Another study showing the dangers and ineffectiveness of chemotherapy has just been published and it has gone viral. The study titled Neoadjuvant chemotherapy induces breast cancer metastasis through a TMEM-mediated mechanism was published in the journal Science Translational Medicine describing how chemotherapy could allow cancer to spread, and trigger more aggressive tumors. By studying the process of intravasation, or entry of cells into the vasculature, the study’s authors discovered that chemotherapy, in addition to targeting tumor cells, can also increase intravasation. The authors found that chemotherapy increased groups of cells known as tumor microenvironment of metastasis (TMEM) which collectively usher tumor cells into the body’s vasculature. The study discovered that several types of chemotherapy can increase the amounts of TMEM complexes and circulating tumor cells in the bloodstream. Why is this important? The chances of survival dramatically decrease once cancer begins to metastasize through the bloodstream and effect other organs and systems.

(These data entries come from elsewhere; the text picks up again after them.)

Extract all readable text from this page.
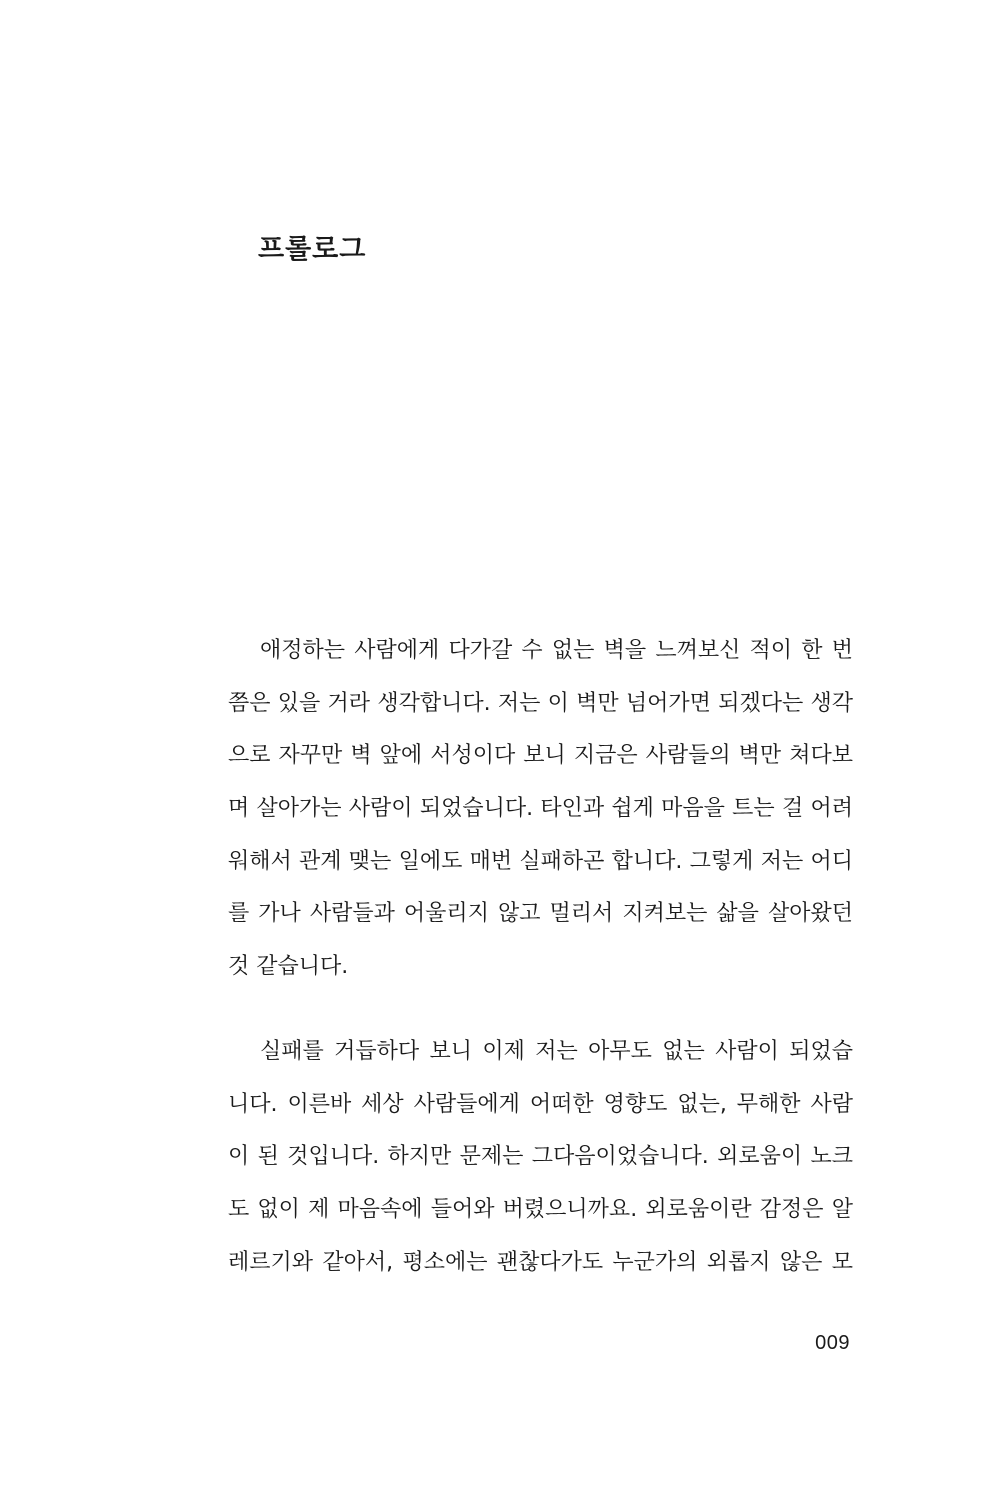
프롤로그
애정하는 사람에게 다가갈 수 없는 벽을 느껴보신 적이 한 번
쯤은 있을 거라 생각합니다. 저는 이 벽만 넘어가면 되겠다는 생각
으로 자꾸만 벽 앞에 서성이다 보니 지금은 사람들의 벽만 쳐다보
며 살아가는 사람이 되었습니다. 타인과 쉽게 마음을 트는 걸 어려
워해서 관계 맺는 일에도 매번 실패하곤 합니다. 그렇게 저는 어디
를 가나 사람들과 어울리지 않고 멀리서 지켜보는 삶을 살아왔던
것 같습니다.
실패를 거듭하다 보니 이제 저는 아무도 없는 사람이 되었습
니다. 이른바 세상 사람들에게 어떠한 영향도 없는, 무해한 사람
이 된 것입니다. 하지만 문제는 그다음이었습니다. 외로움이 노크
도 없이 제 마음속에 들어와 버렸으니까요. 외로움이란 감정은 알
레르기와 같아서, 평소에는 괜찮다가도 누군가의 외롭지 않은 모

009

Is the recent study the only one painting chemotherapy as a dangerous treatment option? In 2016 a groundbreaking study was commissioned by Public Health England and published in the journal Lancet Oncology. The study represented the first time that national data has been gathered together and analyzed for 30-day mortality after chemotherapy. It found that a larger proportion of patients are actually dying after chemotherapy than in the clinical trials carried out by the drug companies. The death rate in the clinical trials of drug treatments for lung cancer was 0.8%, but in the present study the reality shows it is actually 3%.
What happens when the extended survival rate of chemotherapy as a cancer treatment is studied beyond 30 days? An Australian study published in the journal Clinical Oncology found the contribution of cytotoxic chemotherapy to 5-year survival in adult malignancies in adults was estimated to be 2.3% in Australia and 2.1% in the US. In fact, the study concluded by stating:
“To justify the continued funding and availability of drugs used in cytotoxic chemotherapy, a rigorous evaluation of the cost-effectiveness and impact on quality of life is urgently required.”